Tuesday, October 18, 2011

Five Myths Debunked by The Walking Dead

Over the last week, I've watched all seven episodes of The Walking Dead.  It blew my mind.  There were so many things I thought I knew that was wrong!  Here's a sample of what I learned....

1.   Nobody misses
The Myth
When firing a gun, you should always aim for your target’s “center of mass.”  Trying to hit the tiny head of your target is hard.  Also, the head is protected by a thick shell of bone, protecting it from grazing hits.  Of course, if you aren’t aiming at a Republican, you won’t find your target’s head so tiny or thick.

The Truth
Nobody in The Walking Dead ever misses a head shot.  I guess zombie heads are\ magnetic to lead or something.  This is an extremely useful effect, as you only need a few billion bullets.  Just fire them all into the air and all the heads of all the zombies on the planet will explode.
Much like the +20 arrows I had in D&D.
2.   Teeth and nails are as sharp and strong as knives
The Myth
Human fingernails and teeth are extremely blunt and weak.  We invented tools, knives and the like, so we could cut open and butcher our prey.  Once we were no longer destroying our nails by using them to rip open antelopes, we invented the mani/pedi and the trophy wife was born.

The Truth
Zombies, with their broken fingers and rotting teeth, can quickly and easily pull down a horse and eviscerate it.  One bite from a zombie makes people practically fall apart.  I always imagined our modern slaughterhouses as difficult places to work.  Now I know that the workers just scratch the cows with their fingernails and they just explode into different cuts of meat.
And then Bugs Bunny gave all the zombies manicures.

3.  CDC buildings explode
The Myth
Diseases don’t live long outside their hosts.  Most diseases die when exposed to ultraviolet light, or when they get too dry, or too wet, or too cold, or too hot...
The Truth
Some diseases are too dangerous to be killed the normal ways.  To be perfectly safe, all CDC buildings should be wired to explode.  In addition, make sure the following conditions are met for extra safety:
·         Place the building in the middle of a heavily-populated city.
·         Make sure the outer doors close permanently, trapping everyone inside.  They can only be opened once to let unsuspecting survivors in.
·         Set the bomb to go off one hour after the fuel runs out.

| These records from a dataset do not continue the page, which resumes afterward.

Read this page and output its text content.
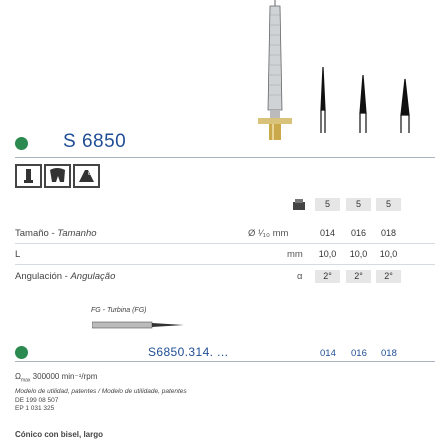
S 6850
α
5	5	5
Tamaño - Tamanho	Ø ¹⁄₁₀ mm	014	016	018
L	mm	10,0	10,0	10,0
Angulación - Angulação	α	2°	2°	2°
FG - Turbina (FG)
S6850.314. ...	014 016 018
$\Omega_{max}$ 300000 min⁻¹/rpm
Modelo de utilidad, patentes / Modelo de utilidade, patentes
DE 199 08 507
EP 1 031 325
Cónico con bisel, largo
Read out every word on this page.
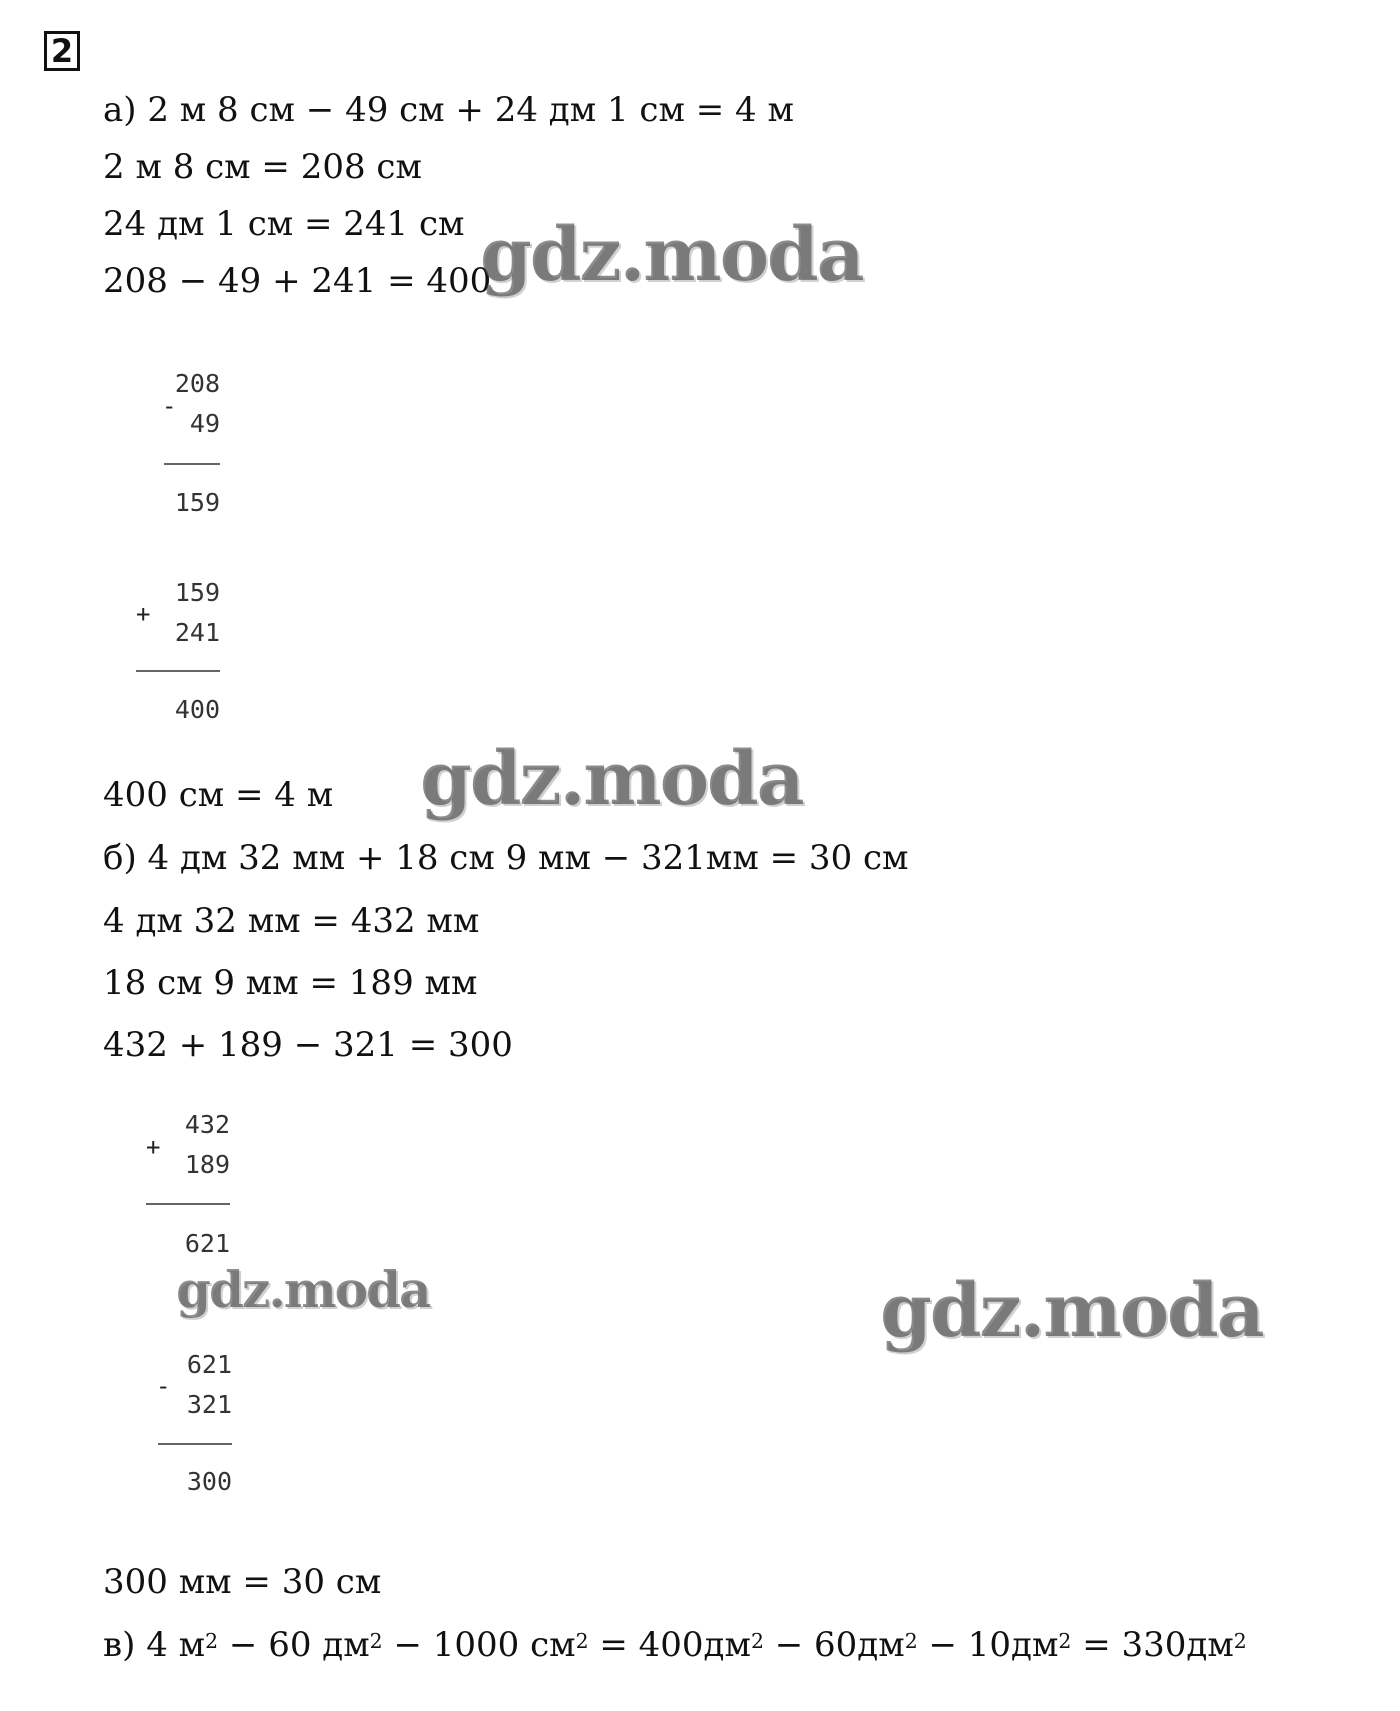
2
а) 2 м 8 см − 49 см + 24 дм 1 см = 4 м
2 м 8 см = 208 см
24 дм 1 см = 241 см
208 − 49 + 241 = 400
-
208
49
159
+
159
241
400
400 см = 4 м
б) 4 дм 32 мм + 18 см 9 мм − 321мм = 30 см
4 дм 32 мм = 432 мм
18 см 9 мм = 189 мм
432 + 189 − 321 = 300
+
432
189
621
-
621
321
300
300 мм = 30 см
в) 4 $м^2 - 60$ $дм^2 - 1000$ $см^2 = 400дм^2 - 60дм^2 - 10дм^2 = 330дм^2$
gdz.moda
gdz.moda
gdz.moda	gdz.moda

I feel sorry for the fuel delivery guy. “Sorry, got stuck in traffic. Is this the right address?”
4.  Trained scientists are irrational and suicidal
The Myth
Scientists are trained to do their jobs well and will work as hard and as courageously as anyone else.  When told they must work to save the world, they will put all other considerations aside and work until the job is done.
The Truth
When a horrible new plague is discovered that begins killing millions, scientists who are tasked with finding a cure will:
·         Decide the plague is God’s punishment
·         Abandon their posts to go get eaten with their families.
·         Commit suicide in droves

"Work to save all humanity and my family, or go get eaten.  That's a toughie!"

5.   Never reward success
The Myth
If someone creates the most popular show on television, you give him anything he wants to keep it going.

The Truth
Fire that jerk!  “Ratings have no bearing...."
This poor bastard will never be able to hold down a job.